The policy landscape has undergone a fundamental shift. The Draft NPPF and emerging local plans are placing unprecedented weight on embodied carbon, signalling that the ‘public benefit’ of retaining and reusing existing structures can now carry substantial weight in the planning balance. Scotland’s NPF4 (February 2023) moved early in this direction at a national level, and the direction of travel is clear across the UK. For owners of ageing office stock, particularly where assets are listed or within sensitive historic environments, this is not simply an extra reporting line; it is changing what is consentable, what is investable and what is competitive. In practice, a planning-led retrofit strategy is becoming the route to unlocking viable refurbishment, extension or change-of-use, while managing heritage constraints and viability pressures in a high-interest environment.
This shift is landing in the context of a definitive two-tier office market. The flight to quality is no longer just about design; it is increasingly a shift to performance; energy, comfort, adaptability and ESG office market credibility. Retrofitting heritage can meet that bar, but it requires a clear story about why interventions are necessary, proportionate and beneficial. Where well-judged additions are needed, the strongest schemes are those that use heritage significance as a framework for change, so that upgrades, additional space and modern services are seen as enabling long-term use rather than eroding special interest. For example, our work at Sackville House in London has focused on using a planning-led retrofit approach to reposition a listed asset toward market-leading, Grade A office space, while extending, altering and celebrating the building’s defining character.
That opportunity is not limited to straightforward office refurbishment. In some cases, genuine sustainability and long-term value will come from bolder decisions, targeted office asset repositioning, mixed-use intensification, or carefully justified office to residential conversion and to other alternative uses where the market has moved on. We are seeing this play out across a range of heritage contexts, from repositioning and extension strategies for landmark listed offices, to adaptive reuse approaches that unlock new life in constrained historic settings. The common thread is keeping buildings in productive use: the most sustainable building is often the one that remains occupied, maintained and valued. For heritage assets, adaptive reuse can be the difference between managed evolution and slow decline, especially where vacancy risk and rising upgrade costs threaten long-term viability.

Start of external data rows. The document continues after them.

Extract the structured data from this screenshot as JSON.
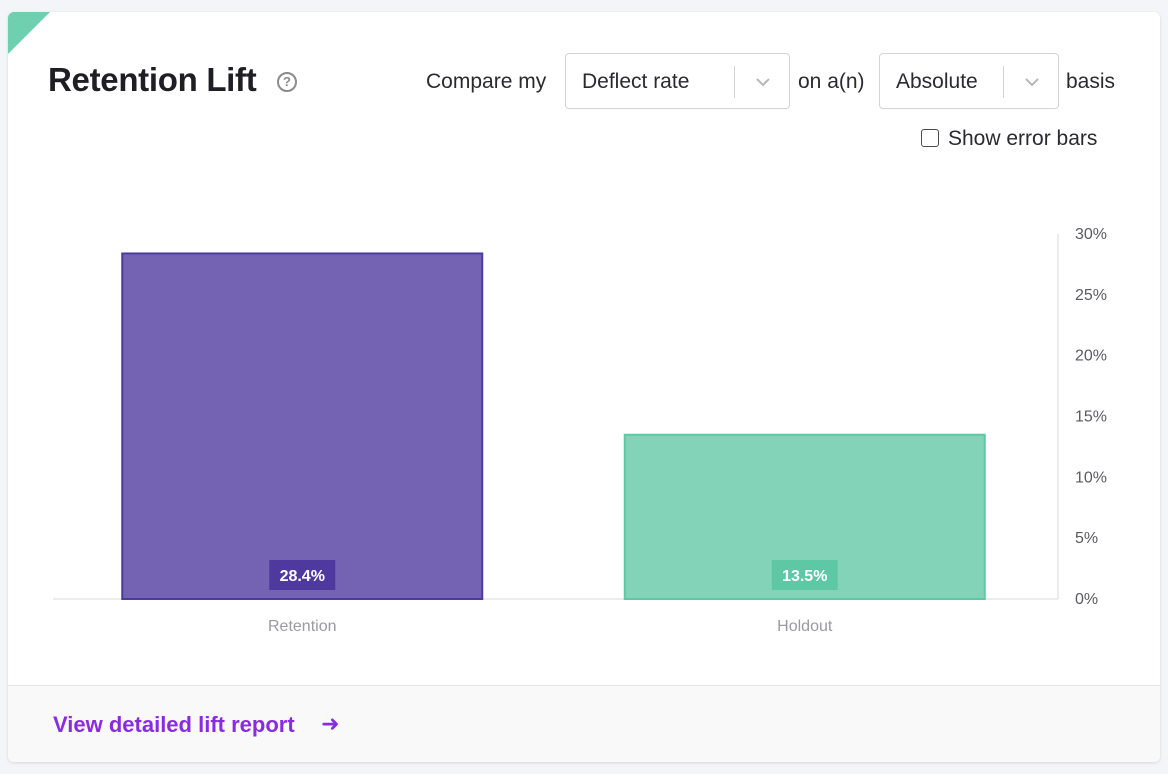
{
  "header": {
    "title": "Retention Lift",
    "help_icon": "question-circle-icon"
  },
  "controls": {
    "compare_prefix": "Compare my",
    "metric_select_value": "Deflect rate",
    "middle_text": "on a(n)",
    "basis_select_value": "Absolute",
    "suffix": "basis",
    "error_bars_label": "Show error bars",
    "error_bars_checked": false
  },
  "footer": {
    "link_label": "View detailed lift report",
    "link_icon": "arrow-right-icon"
  },
  "colors": {
    "corner_accent": "#6fd0b0",
    "retention_fill": "#7363b2",
    "retention_border": "#4e3a9e",
    "retention_label_bg": "#4e3a9e",
    "holdout_fill": "#82d3b8",
    "holdout_border": "#5ec8a4",
    "holdout_label_bg": "#5ec8a4",
    "link": "#8a2be2"
  },
  "chart_data": {
    "type": "bar",
    "categories": [
      "Retention",
      "Holdout"
    ],
    "values": [
      28.4,
      13.5
    ],
    "data_labels": [
      "28.4%",
      "13.5%"
    ],
    "ylim": [
      0,
      30
    ],
    "yticks": [
      0,
      5,
      10,
      15,
      20,
      25,
      30
    ],
    "ytick_labels": [
      "0%",
      "5%",
      "10%",
      "15%",
      "20%",
      "25%",
      "30%"
    ],
    "y_axis_position": "right",
    "grid": false,
    "legend": "none"
  }
}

As embodied-carbon policy tightens and occupier expectations rise, retrofit-first is moving from slogan to strategy. The future of our city centres depends on converting existing historic buildings into places where people actively choose to work, so that heritage becomes not a constraint, but a platform for delivering the next generation of sustainable office buildings.
We look forward to continuing the conversation at the BCO conference and UKREiiF.